Thai divers seek to take on ‘ghost gear’ threatening marine life

May 3, 2024 - 5:10 PM
A scuba diver shows to the camera abandoned fishing nets removed from a coral reef in Phuket, Thailand, April 4, 2024. (Reuters/Napat Wesshasartar)

 Beneath the surface of the turquoise waters off a beach on Thailand’s holiday island of Phuket, divers laboriously collect abandoned fishing gear, much of it made from plastic, that is tangled on coral and trapping sea life.

This discarded or lost fishing equipment is known locally as “ghost gear” and is a growing problem in waters off Thailand and beyond, ensnaring marine life and adding to microplastics pollution as nets and ropes break down over time.

According to Thailand’s Department of Marine and Coastal Resources, estimates of the percentage of endangered marine life affected by plastic pollution in the upper Andaman Sea off Thailand have grown from 20% in 2021 to at least 30% as of 2023.

Scuba diving groups and marine organizations in Thailand have been working to remove the abandoned fishing gear from reefs through cleanup missions, but have a problem tracking its scale.

Experts say the lack of a coordinated strategy is hindering the pursuit of more comprehensive and effective solutions to track, manage or outlaw dumping of fishing equipment.

“We constantly collect discarded fishing gear. We have a strong scuba diving community. We have many government sectors working on this cleanup drive,” said Salisa Traipipitsiriwat, senior campaigner and Southeast Asian plastic manager from the Environmental Justice Foundation (EJF), which is partnering with other organizations to compile data.

The aim is to help marine scientists assess the impact of abandoned fishing gear in Thai waters.

“Even though there is collection of waste, there is no uniform data collection,” Salisa added.

Off the Phuket shore, about 20 volunteer divers equipped with submersible gear, scissors, nets, and notebooks dive down to collect discarded fishing nets, recording data during cleanup missions. They are also encouraging other recreational divers to join their initiative.

The group also engages about 500 fishermen to collect abandoned nets.

The trash is sorted and weighed and, where possible, sent for recycling. About 130 tons of used fishing equipment has been collected by EJF from local fishing communities along Thai coastal areas and recycled into new products.

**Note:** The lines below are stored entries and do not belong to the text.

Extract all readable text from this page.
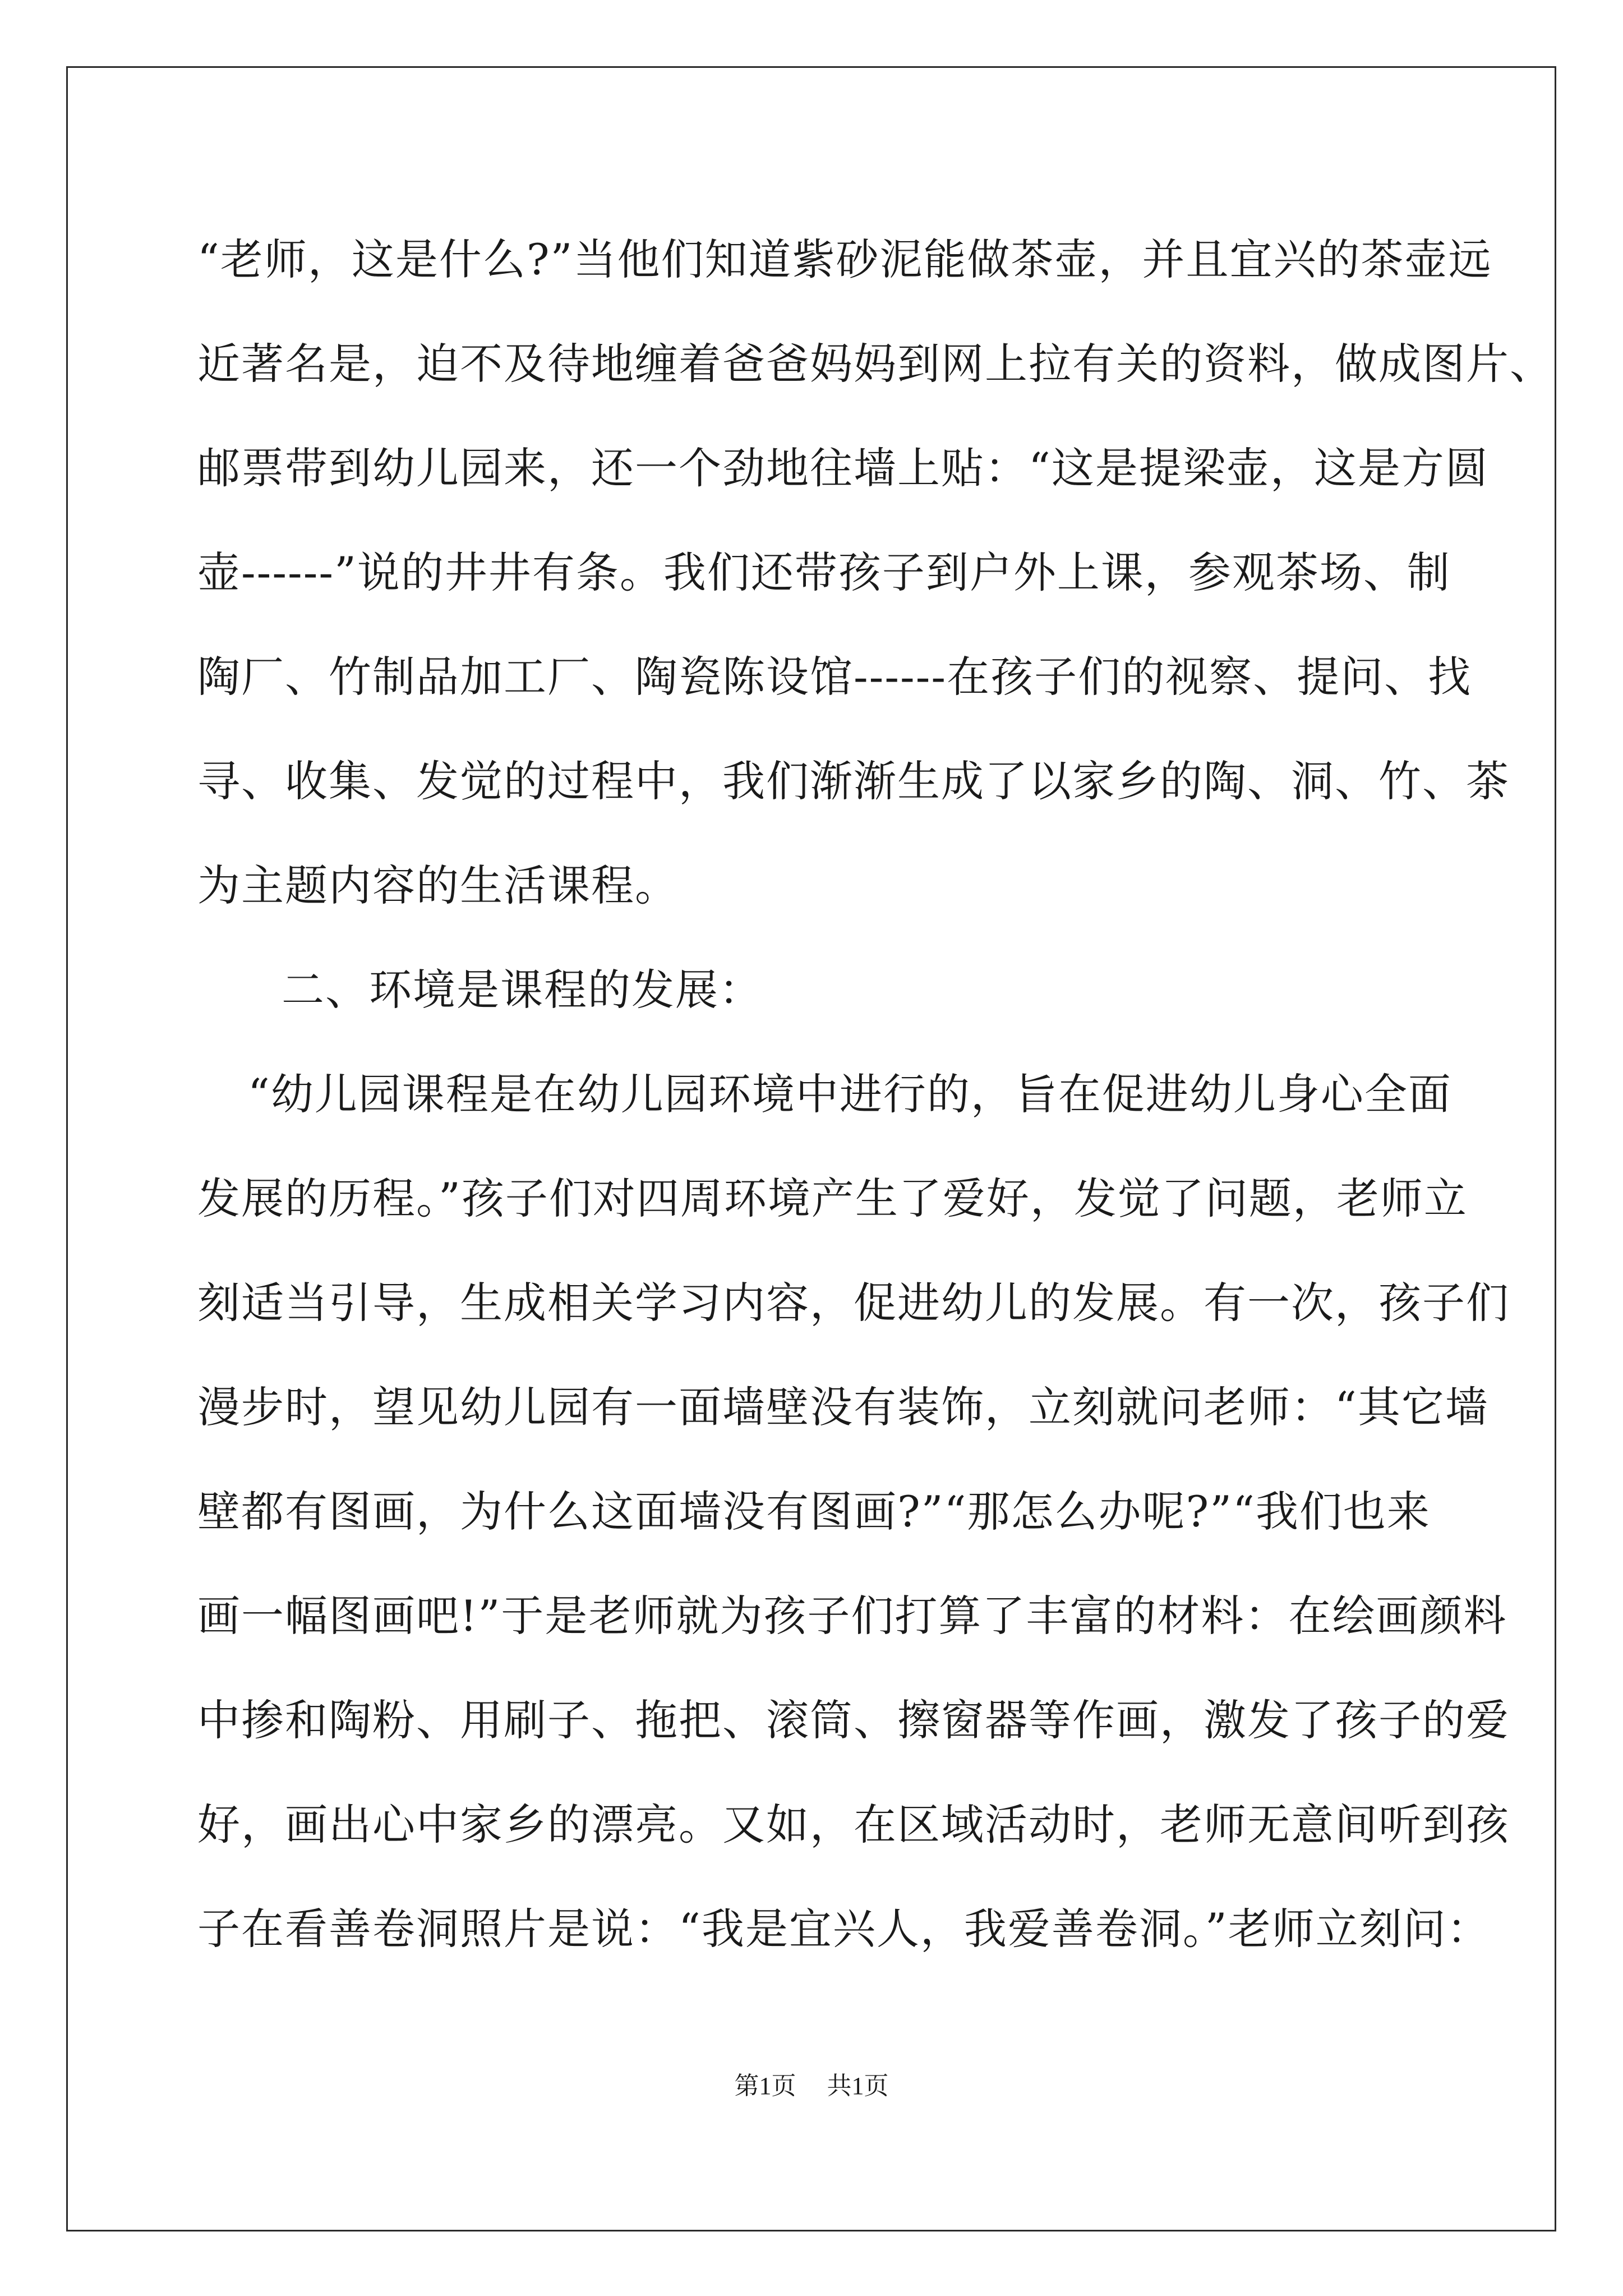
“老师，这是什么?”当他们知道紫砂泥能做茶壶，并且宜兴的茶壶远
近著名是，迫不及待地缠着爸爸妈妈到网上拉有关的资料，做成图片、
邮票带到幼儿园来，还一个劲地往墙上贴：“这是提梁壶，这是方圆
壶------”说的井井有条。我们还带孩子到户外上课，参观茶场、制
陶厂、竹制品加工厂、陶瓷陈设馆------在孩子们的视察、提问、找
寻、收集、发觉的过程中，我们渐渐生成了以家乡的陶、洞、竹、茶
为主题内容的生活课程。
二、环境是课程的发展：
“幼儿园课程是在幼儿园环境中进行的，旨在促进幼儿身心全面
发展的历程。”孩子们对四周环境产生了爱好，发觉了问题，老师立
刻适当引导，生成相关学习内容，促进幼儿的发展。有一次，孩子们
漫步时，望见幼儿园有一面墙壁没有装饰，立刻就问老师：“其它墙
壁都有图画，为什么这面墙没有图画?”“那怎么办呢?”“我们也来
画一幅图画吧!”于是老师就为孩子们打算了丰富的材料：在绘画颜料
中掺和陶粉、用刷子、拖把、滚筒、擦窗器等作画，激发了孩子的爱
好，画出心中家乡的漂亮。又如，在区域活动时，老师无意间听到孩
子在看善卷洞照片是说：“我是宜兴人，我爱善卷洞。”老师立刻问：
第1页 共1页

In one case, a dead turtle is found on the shore and taken for a necropsy performed by marine veterinarians. Inside its stomach are pieces of rope and plastic.

“As of today, plastic waste is one of the main causes of endangered marine animals washing ashore,” said Patcharaporn Kaewmong, head of the marine rescue centre in Phuket.

“Waste management is a very big problem.”